Update: The Energy Centurion has been located off the coast of Nigeria still under control of pirates.
“The vessel is presently sailing off the coast of Nigeria under the control of pirates who have the intention to steal the cargo,” Golden Energy Management, the ship’s operator, said in a statement.
The crew are believed to be in good health and unharmed. Meanwhile a French naval ship was nearby, the statement added.
(Bloomberg) — Pirates seized a tanker in the Gulf of Guinea carrying a cargo of gasoil worth $54 million, the second hijacking of a vessel in the region in nine days.
The Energy Centurion, which sails under the flag of the Isle of Man, is missing after the pirates exchanged gunfire with Togo’s navy, according to Athens-based vessel operator Enterprises Shipping & Trading S.A. No contact has been made with the ship since a distress call was received yesterday at 7:30 a.m. London time, a spokesman said by phone today, remaining anonymous in line with company policy.
The Panamax tanker was seized while storing its 56,000 metric-ton cargo at anchor about nine miles from Togo’s capital of Lome, the spokesman said. The ship may have been targeted by the same pirates who hijacked a smaller vessel on Aug. 19 and stole its gasoil cargo, said Richard Mcenery, chief operations officer at security company Ocean Protection Services.

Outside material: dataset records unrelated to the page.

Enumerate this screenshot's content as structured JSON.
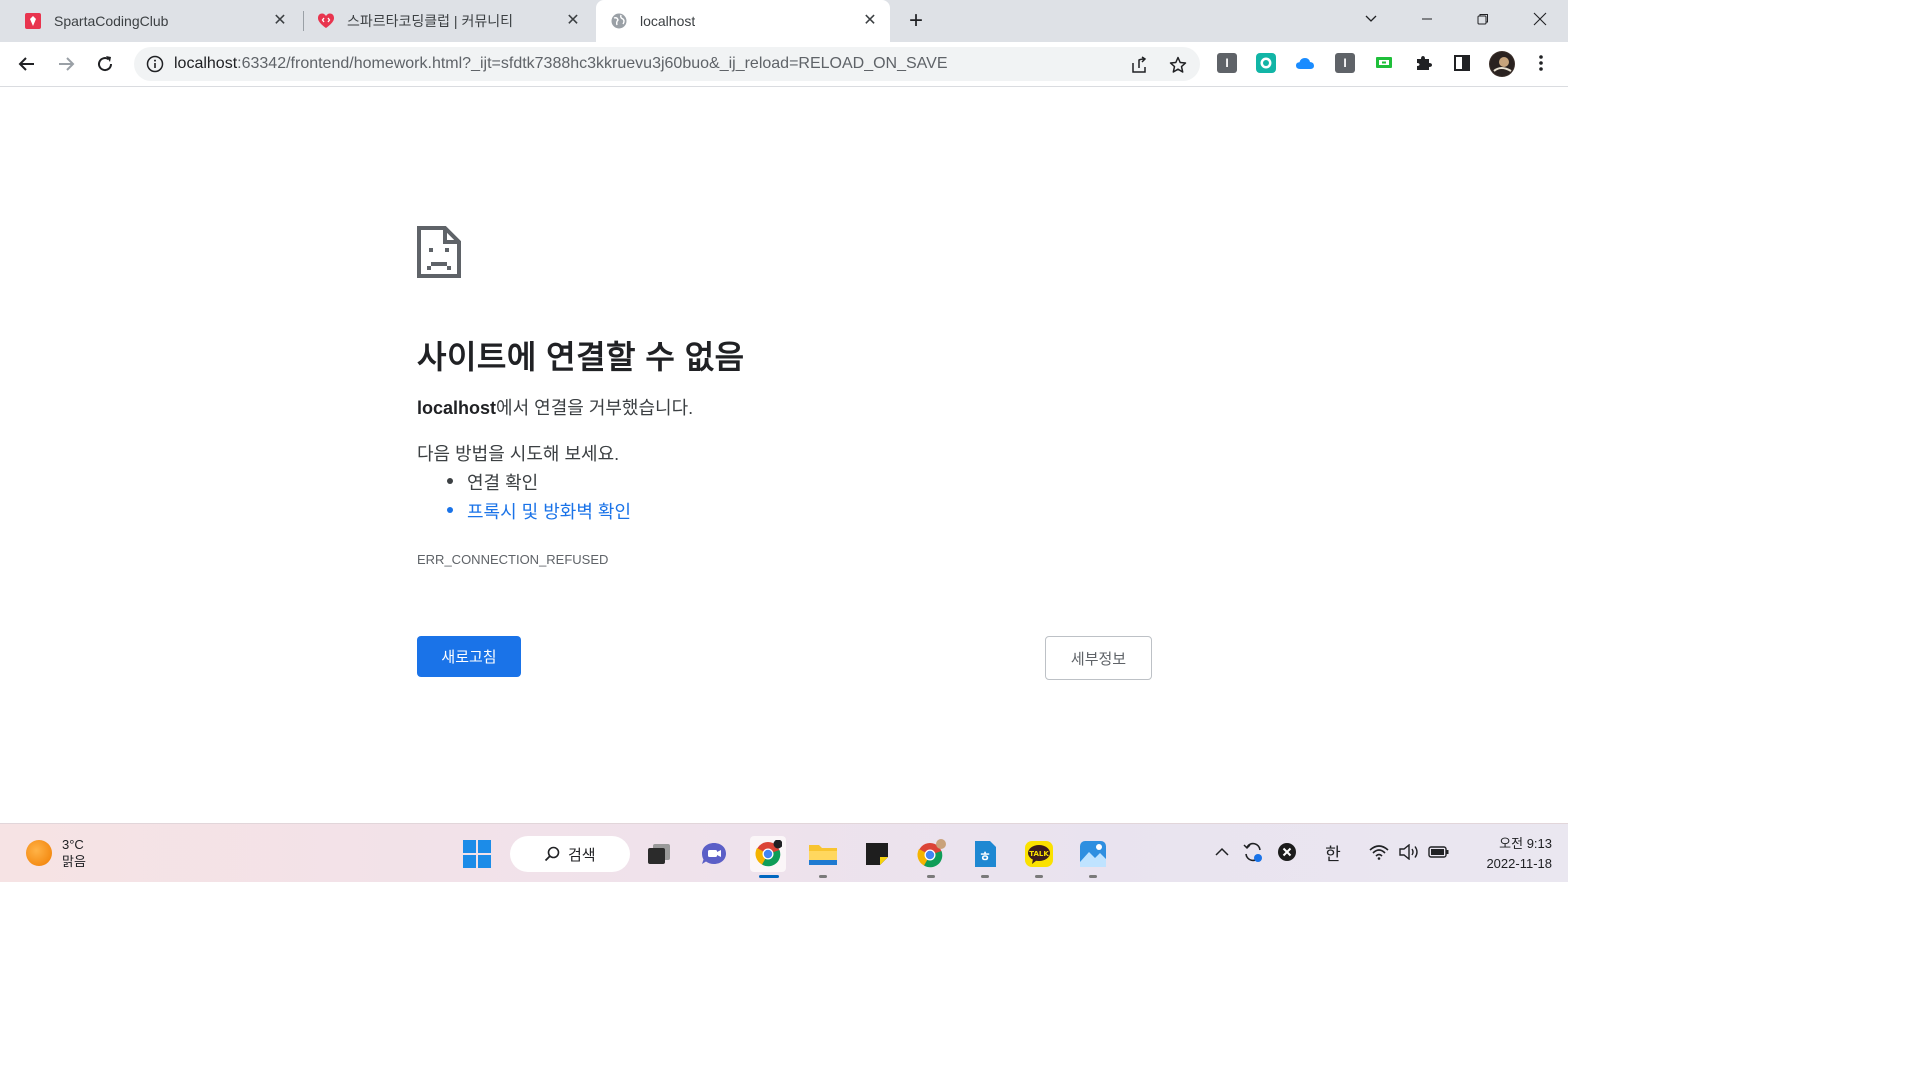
{
  "browser": {
    "tabs": [
      {
        "title": "SpartaCodingClub",
        "favicon": "sparta-icon",
        "active": false
      },
      {
        "title": "스파르타코딩클럽 | 커뮤니티",
        "favicon": "heart-code-icon",
        "active": false
      },
      {
        "title": "localhost",
        "favicon": "globe-icon",
        "active": true
      }
    ],
    "address": {
      "host": "localhost",
      "rest": ":63342/frontend/homework.html?_ijt=sfdtk7388hc3kkruevu3j60buo&_ij_reload=RELOAD_ON_SAVE"
    }
  },
  "error_page": {
    "title": "사이트에 연결할 수 없음",
    "host": "localhost",
    "description_suffix": "에서 연결을 거부했습니다.",
    "suggestion_heading": "다음 방법을 시도해 보세요.",
    "suggestions": [
      {
        "text": "연결 확인",
        "is_link": false
      },
      {
        "text": "프록시 및 방화벽 확인",
        "is_link": true
      }
    ],
    "error_code": "ERR_CONNECTION_REFUSED",
    "reload_label": "새로고침",
    "details_label": "세부정보"
  },
  "taskbar": {
    "weather": {
      "temperature": "3°C",
      "condition": "맑음"
    },
    "search_label": "검색",
    "ime": "한",
    "time": "오전 9:13",
    "date": "2022-11-18"
  },
  "colors": {
    "accent": "#1a73e8",
    "tabstrip": "#dee1e6"
  }
}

“It’s just too much of a coincidence,” he said by phone from London today.
The Energy Centurion’s hijacking was confirmed by a spokesman in London for the U.K. Foreign and Commonwealth Office who remained anonymous in line with the department’s policy. The cargo’s value is based on a gasoil price of $964.50 a ton in northwest Europe, excluding freight costs.
The hijackings underscore an emerging threat off Nigeria that may trigger piracy activity on levels seen off Somalia, Maritime UK, a shipping industry body whose members contribute 26.5 billion pounds ($42 billion) to the U.K. economy, said in an e-mailed statement today.

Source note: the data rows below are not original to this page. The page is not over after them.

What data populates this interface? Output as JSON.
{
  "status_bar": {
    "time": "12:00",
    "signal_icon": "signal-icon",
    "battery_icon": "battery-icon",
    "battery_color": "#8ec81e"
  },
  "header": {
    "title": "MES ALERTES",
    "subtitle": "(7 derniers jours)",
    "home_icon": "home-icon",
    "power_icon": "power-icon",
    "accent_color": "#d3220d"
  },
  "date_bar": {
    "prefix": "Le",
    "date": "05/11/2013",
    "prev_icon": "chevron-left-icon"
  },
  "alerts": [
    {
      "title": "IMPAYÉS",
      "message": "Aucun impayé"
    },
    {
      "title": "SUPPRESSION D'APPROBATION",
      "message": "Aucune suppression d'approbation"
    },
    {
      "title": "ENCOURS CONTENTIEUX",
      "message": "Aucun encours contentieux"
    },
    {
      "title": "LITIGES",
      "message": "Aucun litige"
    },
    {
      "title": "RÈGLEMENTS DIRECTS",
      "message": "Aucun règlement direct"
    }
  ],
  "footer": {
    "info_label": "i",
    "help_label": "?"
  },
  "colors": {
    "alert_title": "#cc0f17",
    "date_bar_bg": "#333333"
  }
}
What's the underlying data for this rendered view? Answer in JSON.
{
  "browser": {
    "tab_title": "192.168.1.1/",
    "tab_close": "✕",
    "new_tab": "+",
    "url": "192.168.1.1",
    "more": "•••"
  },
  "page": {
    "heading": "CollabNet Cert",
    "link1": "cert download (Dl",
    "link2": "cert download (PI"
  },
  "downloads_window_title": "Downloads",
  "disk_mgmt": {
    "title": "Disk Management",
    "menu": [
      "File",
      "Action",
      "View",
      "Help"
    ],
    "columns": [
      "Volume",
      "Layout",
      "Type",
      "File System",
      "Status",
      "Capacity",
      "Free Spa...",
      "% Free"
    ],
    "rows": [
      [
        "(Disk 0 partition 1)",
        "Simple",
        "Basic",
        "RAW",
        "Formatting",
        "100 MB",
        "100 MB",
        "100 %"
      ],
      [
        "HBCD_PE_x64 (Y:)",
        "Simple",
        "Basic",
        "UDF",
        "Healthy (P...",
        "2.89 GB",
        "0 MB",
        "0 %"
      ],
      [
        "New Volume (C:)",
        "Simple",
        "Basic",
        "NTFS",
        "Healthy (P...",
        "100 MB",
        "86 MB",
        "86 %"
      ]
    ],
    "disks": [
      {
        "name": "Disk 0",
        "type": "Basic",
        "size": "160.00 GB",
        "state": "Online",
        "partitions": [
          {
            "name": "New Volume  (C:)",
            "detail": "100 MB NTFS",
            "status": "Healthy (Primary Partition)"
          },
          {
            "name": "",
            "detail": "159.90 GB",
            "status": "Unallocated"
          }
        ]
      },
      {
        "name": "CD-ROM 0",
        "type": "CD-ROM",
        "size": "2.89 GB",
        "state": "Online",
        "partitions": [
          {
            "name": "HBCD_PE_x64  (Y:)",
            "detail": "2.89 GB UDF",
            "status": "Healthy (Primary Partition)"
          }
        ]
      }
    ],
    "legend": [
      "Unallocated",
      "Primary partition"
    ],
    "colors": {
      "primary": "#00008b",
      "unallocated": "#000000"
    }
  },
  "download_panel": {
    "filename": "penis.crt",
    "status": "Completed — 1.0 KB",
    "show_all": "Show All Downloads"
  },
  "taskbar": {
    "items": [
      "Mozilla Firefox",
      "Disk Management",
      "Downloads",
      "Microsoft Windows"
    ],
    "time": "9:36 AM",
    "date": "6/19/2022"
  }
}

The tanker was pursued by the Togolese navy and evaded capture by entering waters off Benin that were outside naval jurisdiction, the Enterprises Shipping spokesman said, citing a conversation yesterday with an official in the African nation.
While pirates based in Somalia typically aim to hold vessels and crews for ransom, those operating in the gulf tend to attack vessels to steal their cargoes, according to Mcenery of Ocean Protection Services. Ships hijacked in the gulf usually are released after about a week, he said. The waters also border Nigeria, the biggest African oil exporter.
Twenty-one pirate attacks were reported in the gulf in the year to Aug. 23, compared with 20 for all of 2011, the website and annual report of the International Maritime Bureau’s Piracy Reporting Centre. Attacks in the area are probably underreported, the organization said in the report.